Coders aiding Catalonia’s independence push proved to be more nimble than Spain’s regional courts this past weekend, using their understanding of Google’s online app store to get residents to polling places in the illegal referendum marred by violence. The Catalan superior court on Sept. 29 ordered the Google Play marketplace to remove the “1-O Referendum” app, which was created to help Catalans know where to vote two days later. Within hours of the ruling, a similar app with the same name was up and running. By creating a new app, the developers were gaming Google rules and loopholes in arcane legal processes. Faced with a court order, the Alphabet Inc. unit will pull the offending app but won’t go beyond it to look for similar content from different developers. If two different developers produce apps — even two apps that are essentially the same — a court needs to send orders specifying both names. The Catalan court only mentioned the first one.
The court ruling that banned the original app specified that Catalan President Carles Puigdemont had mentioned the app on Sept. 27 on his Twitter account.

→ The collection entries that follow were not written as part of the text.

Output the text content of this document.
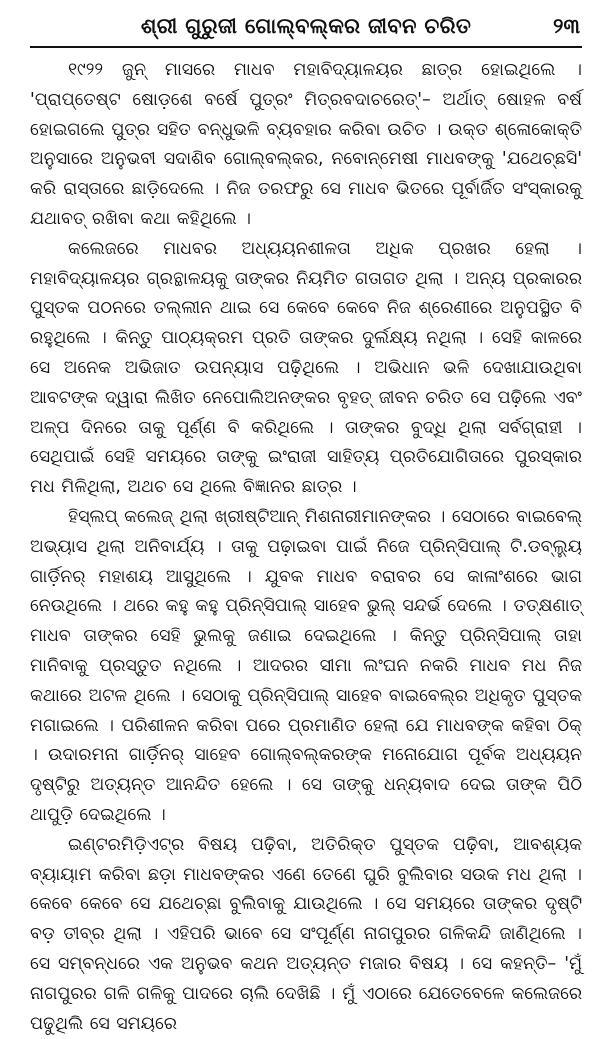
ଶ୍ରୀ ଗୁରୁଜୀ ଗୋଲ୍‌ବଲ୍‌କର ଜୀବନ ଚରିତ	୨୩

୧୯୨୨ ଜୁନ୍ ମାସରେ ମାଧବ ମହାବିଦ୍ୟାଳୟର ଛାତ୍ର ହୋଇଥିଲେ । 'ପ୍ରାପ୍ତେଷ୍ଟ ଷୋଡ଼ଶେ ବର୍ଷେ ପୁତ୍ରଂ ମିତ୍ରବଦାଚରେତ୍'– ଅର୍ଥାତ୍ ଷୋହଳ ବର୍ଷ ହୋଇଗଲେ ପୁତ୍ର ସହିତ ବନ୍ଧୁଭଳି ବ୍ୟବହାର କରିବା ଉଚିତ । ଉକ୍ତ ଶ୍ଳୋକୋକ୍ତି ଅନୁସାରେ ଅନୁଭବୀ ସଦାଶିବ ଗୋଲ୍‌ବଲ୍‌କର, ନବୋନ୍ମେଷୀ ମାଧବଙ୍କୁ 'ଯଥେଚ୍ଛସି' କରି ରାସ୍ତାରେ ଛାଡ଼ିଦେଲେ । ନିଜ ତରଫରୁ ସେ ମାଧବ ଭିତରେ ପୂର୍ବାର୍ଜିତ ସଂସ୍କାରକୁ ଯଥାବତ୍ ରଖିବା କଥା କହିଥିଲେ ।

କଲେଜରେ ମାଧବର ଅଧ୍ୟୟନଶୀଳତା ଅଧିକ ପ୍ରଖର ହେଲା । ମହାବିଦ୍ୟାଳୟର ଗ୍ରନ୍ଥାଳୟକୁ ତାଙ୍କର ନିୟମିତ ଗତାଗତ ଥିଲା । ଅନ୍ୟ ପ୍ରକାରର ପୁସ୍ତକ ପଠନରେ ତଲ୍ଲୀନ ଥାଇ ସେ କେବେ କେବେ ନିଜ ଶ୍ରେଣୀରେ ଅନୁପସ୍ଥିତ ବି ରହୁଥିଲେ । କିନ୍ତୁ ପାଠ୍ୟକ୍ରମ ପ୍ରତି ତାଙ୍କର ଦୁର୍ଲକ୍ଷ୍ୟ ନଥିଲା । ସେହି କାଳରେ ସେ ଅନେକ ଅଭିଜାତ ଉପନ୍ୟାସ ପଢ଼ିଥିଲେ । ଅଭିଧାନ ଭଳି ଦେଖାଯାଉଥିବା ଆବଟଙ୍କ ଦ୍ୱାରା ଲିଖିତ ନେପୋଲିଅନଙ୍କର ବୃହତ୍ ଜୀବନ ଚରିତ ସେ ପଢ଼ିଲେ ଏବଂ ଅଳ୍ପ ଦିନରେ ତାକୁ ପୂର୍ଣ୍ଣ ବି କରିଥିଲେ । ତାଙ୍କର ବୁଦ୍ଧି ଥିଲା ସର୍ବଗ୍ରାହୀ । ସେଥିପାଇଁ ସେହି ସମୟରେ ତାଙ୍କୁ ଇଂରାଜୀ ସାହିତ୍ୟ ପ୍ରତିଯୋଗିତାରେ ପୁରସ୍କାର ମଧ ମିଳିଥିଲା, ଅଥଚ ସେ ଥିଲେ ବିଜ୍ଞାନର ଛାତ୍ର ।

ହିସ୍‌ଲପ୍ କଲେଜ୍ ଥିଲା ଖ୍ରୀଷ୍ଟିଆନ୍ ମିଶନାରୀମାନଙ୍କର । ସେଠାରେ ବାଇବେଲ୍ ଅଭ୍ୟାସ ଥିଲା ଅନିବାର୍ଯ୍ୟ । ତାକୁ ପଢ଼ାଇବା ପାଇଁ ନିଜେ ପ୍ରିନ୍‌ସିପାଲ୍ ଟି.ଡବ୍ଲ୍ୟୁ ଗାର୍ଡ଼ିନର୍ ମହାଶୟ ଆସୁଥିଲେ । ଯୁବକ ମାଧବ ବରାବର ସେ କାଳାଂଶରେ ଭାଗ ନେଉଥିଲେ । ଥରେ କହୁ କହୁ ପ୍ରିନ୍‌ସିପାଲ୍ ସାହେବ ଭୁଲ୍ ସନ୍ଦର୍ଭ ଦେଲେ । ତତ୍‌କ୍ଷଣାତ୍ ମାଧବ ତାଙ୍କର ସେହି ଭୁଲକୁ ଜଣାଇ ଦେଇଥିଲେ । କିନ୍ତୁ ପ୍ରିନ୍‌ସିପାଲ୍ ତାହା ମାନିବାକୁ ପ୍ରସ୍ତୁତ ନଥିଲେ । ଆଦରର ସୀମା ଲଂଘନ ନକରି ମାଧବ ମଧ ନିଜ କଥାରେ ଅଟଳ ଥିଲେ । ସେଠାକୁ ପ୍ରିନ୍‌ସିପାଲ୍ ସାହେବ ବାଇବେଲ୍‌ର ଅଧିକୃତ ପୁସ୍ତକ ମଗାଇଲେ । ପରିଶୀଳନ କରିବା ପରେ ପ୍ରମାଣିତ ହେଲା ଯେ ମାଧବଙ୍କ କହିବା ଠିକ୍ । ଉଦାରମନା ଗାର୍ଡ଼ିନର୍ ସାହେବ ଗୋଲ୍‌ବଲ୍‌କରଙ୍କ ମନୋଯୋଗ ପୂର୍ବକ ଅଧ୍ୟୟନ ଦୃଷ୍ଟିରୁ ଅତ୍ୟନ୍ତ ଆନନ୍ଦିତ ହେଲେ । ସେ ତାଙ୍କୁ ଧନ୍ୟବାଦ ଦେଇ ତାଙ୍କ ପିଠି ଥାପୁଡ଼ି ଦେଇଥିଲେ ।

ଇଣ୍ଟରମିଡ଼ିଏଟ୍‌ର ବିଷୟ ପଢ଼ିବା, ଅତିରିକ୍ତ ପୁସ୍ତକ ପଢ଼ିବା, ଆବଶ୍ୟକ ବ୍ୟାୟାମ କରିବା ଛଡ଼ା ମାଧବଙ୍କର ଏଣେ ତେଣେ ଘୁରି ବୁଲିବାର ସଉକ ମଧ ଥିଲା । କେବେ କେବେ ସେ ଯଥେଚ୍ଛା ବୁଲିବାକୁ ଯାଉଥିଲେ । ସେ ସମୟରେ ତାଙ୍କର ଦୃଷ୍ଟି ବଡ଼ ତୀବ୍ର ଥିଲା । ଏହିପରି ଭାବେ ସେ ସଂପୂର୍ଣ୍ଣ ନାଗପୁରର ଗଳିକନ୍ଦି ଜାଣିଥିଲେ । ସେ ସମ୍ବନ୍ଧରେ ଏକ ଅନୁଭବ କଥନ ଅତ୍ୟନ୍ତ ମଜାର ବିଷୟ । ସେ କହନ୍ତି– 'ମୁଁ ନାଗପୁରର ଗଳି ଗଳିକୁ ପାଦରେ ଚାଲି ଦେଖିଛି । ମୁଁ ଏଠାରେ ଯେତେବେଳେ କଲେଜରେ ପଢୁଥିଲି ସେ ସମୟରେ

The court also published a link to its location on Google Play. By election day Oct. 1, a press officer to Puigdemont was promoting the workaround app on his Twitter account, helping residents of the would-be breakaway region defy efforts to stop the vote.
“We take down content from our platforms when we receive a valid court order or when the content infringes terms and conditions of our products and services,” Google said in an emailed statement.